Follow up question to a previous question, this has been identified as a co-variance issue. Taking this one step further, if I modify IFactory
as follows:
class Program
{
static void Main(string[] args)
{
IFactory<IProduct> factory = new Factory();
}
}
class Factory : IFactory<Product>
{
}
class Product : IProduct
{
}
interface IFactory<out T> where T : IProduct
{
List<T> MakeStuff();
}
interface IProduct
{
}
I get:
Invalid variance: The type parameter T must be invariantly valid on Sandbox.IFactory.MakeStuff(). T is covariant.
Why is this not invariantly valid? How can/should this be resolved?
The other answers are correct but it is instructive to reason out why the compiler flags this as unsafe. Suppose we allowed it; what could go wrong?
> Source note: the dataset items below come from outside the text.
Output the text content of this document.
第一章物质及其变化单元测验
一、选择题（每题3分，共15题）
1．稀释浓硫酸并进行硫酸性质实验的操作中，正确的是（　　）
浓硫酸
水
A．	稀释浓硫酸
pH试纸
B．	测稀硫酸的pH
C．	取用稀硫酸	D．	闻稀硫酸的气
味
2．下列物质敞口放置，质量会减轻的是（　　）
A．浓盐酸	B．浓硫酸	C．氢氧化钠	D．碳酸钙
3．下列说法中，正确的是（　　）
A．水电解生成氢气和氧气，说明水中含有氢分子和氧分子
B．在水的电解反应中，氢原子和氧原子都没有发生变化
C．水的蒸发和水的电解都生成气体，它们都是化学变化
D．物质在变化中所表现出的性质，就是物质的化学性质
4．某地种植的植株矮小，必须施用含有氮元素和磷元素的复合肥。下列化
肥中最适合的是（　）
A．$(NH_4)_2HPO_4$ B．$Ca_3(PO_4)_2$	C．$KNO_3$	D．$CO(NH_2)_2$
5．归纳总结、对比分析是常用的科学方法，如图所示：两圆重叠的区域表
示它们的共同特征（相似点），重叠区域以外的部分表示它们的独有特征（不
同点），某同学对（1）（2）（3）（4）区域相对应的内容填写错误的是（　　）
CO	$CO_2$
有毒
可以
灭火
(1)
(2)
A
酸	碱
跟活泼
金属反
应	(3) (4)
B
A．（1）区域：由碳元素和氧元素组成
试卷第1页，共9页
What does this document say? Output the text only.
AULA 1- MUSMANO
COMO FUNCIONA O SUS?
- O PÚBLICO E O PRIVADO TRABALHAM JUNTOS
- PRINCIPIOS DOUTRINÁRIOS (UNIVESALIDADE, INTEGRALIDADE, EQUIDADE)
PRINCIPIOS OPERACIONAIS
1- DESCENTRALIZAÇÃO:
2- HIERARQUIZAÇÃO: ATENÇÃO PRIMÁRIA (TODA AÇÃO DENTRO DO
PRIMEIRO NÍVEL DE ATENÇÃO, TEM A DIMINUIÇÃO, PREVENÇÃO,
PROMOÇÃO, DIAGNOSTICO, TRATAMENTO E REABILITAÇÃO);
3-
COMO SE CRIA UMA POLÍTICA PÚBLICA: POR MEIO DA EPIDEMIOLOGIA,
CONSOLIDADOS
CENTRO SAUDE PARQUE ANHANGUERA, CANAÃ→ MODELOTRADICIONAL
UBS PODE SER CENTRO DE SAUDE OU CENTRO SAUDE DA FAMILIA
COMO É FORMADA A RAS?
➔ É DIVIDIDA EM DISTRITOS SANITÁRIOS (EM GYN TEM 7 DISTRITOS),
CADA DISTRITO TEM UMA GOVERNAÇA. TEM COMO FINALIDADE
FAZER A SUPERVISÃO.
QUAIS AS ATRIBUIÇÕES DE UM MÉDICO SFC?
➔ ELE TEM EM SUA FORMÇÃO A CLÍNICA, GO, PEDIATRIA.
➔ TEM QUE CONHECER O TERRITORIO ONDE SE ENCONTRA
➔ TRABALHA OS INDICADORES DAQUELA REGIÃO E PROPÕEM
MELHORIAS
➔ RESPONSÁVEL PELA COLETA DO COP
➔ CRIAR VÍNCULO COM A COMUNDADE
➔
class Sprocket: Product {}
class Gadget : Product {}
class GadgetFactory : IFactory<Gadget>
{
public List<Gadget> MakeStuff()
{
return new List<Gadget>() { new Gadget(); }
}
}
... later ...
IFactory<Gadget> gf = new GadgetFactory();
IFactory<Product> pf = gf; // Covariant!
List<Product> pl = pf.MakeStuff(); // Actually a list of gadgets
pl.Add(new Sprocket());
and hey, we just added a sprocket to a list that can only contain gadgets.
There is only one place where the compiler can detect the problem, and that's in the declaration of the interface.
Sorry about the somewhat excessively jargonish error message. I couldn't come up with anything better.